There’s another verse in Proverbs that it would have been good for David to heed in this situation. Proverbs 26:4 says, “Do not answer a fool according to his folly, lest you also be like him” (New King James). So Nabal responds in a foolish way to David’s request. Here comes David answering a fool according to his folly, strapping on his sword. And what does Proverbs say? “You will become like him.”
Isn’t it amazing how we can tend to become just like the people we’re reacting to? Proverbs says, “A hot-tempered man stirs up strife, but he who is slow to anger quiets contention.” That’s Proverbs 15:18. So here David has a chance to avoid contention, and instead he stirs up strife.
You know, as I have lived with this passage over the last several weeks, and I’ve tried to put myself in David’s shoes, I’ve realized it is so much easier to see someone else’s wrongdoing than your own. That’s why David needed a wise person to come into his life as Abigail does. But in the meantime, I think David is justifying his behavior as we often do with our responses. “I wouldn’t be acting this way if this person hadn’t done this foolish thing and treated me in this way.”
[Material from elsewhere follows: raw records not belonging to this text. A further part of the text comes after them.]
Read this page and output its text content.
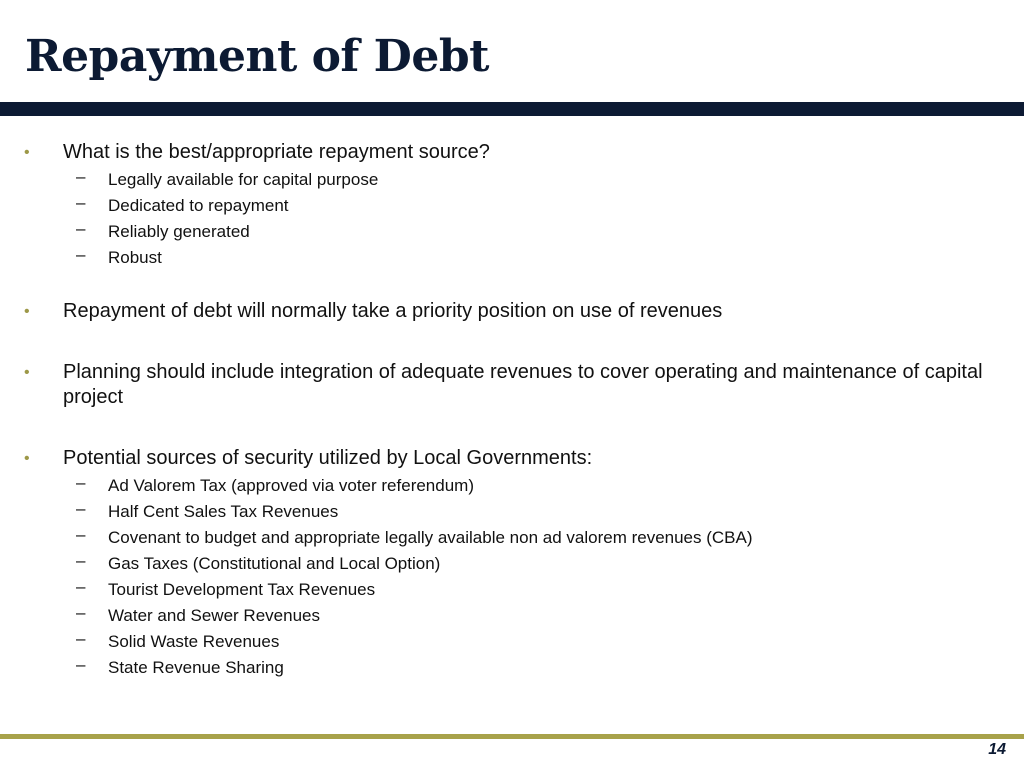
Repayment of Debt
• What is the best/appropriate repayment source?
– Legally available for capital purpose
– Dedicated to repayment
– Reliably generated
– Robust
• Repayment of debt will normally take a priority position on use of revenues
• Planning should include integration of adequate revenues to cover operating and maintenance of capital project
• Potential sources of security utilized by Local Governments:
– Ad Valorem Tax (approved via voter referendum)
– Half Cent Sales Tax Revenues
– Covenant to budget and appropriate legally available non ad valorem revenues (CBA)
– Gas Taxes (Constitutional and Local Option)
– Tourist Development Tax Revenues
– Water and Sewer Revenues
– Solid Waste Revenues
– State Revenue Sharing
14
Is there someone in your life who has provoked you to anger? Stop before you strap on your sword. Or if you have already strapped on your sword, stop, think about what you are doing. You want to become like that person? If you do, then just keep right on your war path. But if you want to be different, if you want to be God’s person in that situation, then stop and think and remember that “the anger of man,” according to the book of James, “never brings about the righteousness of God” (James 1:20).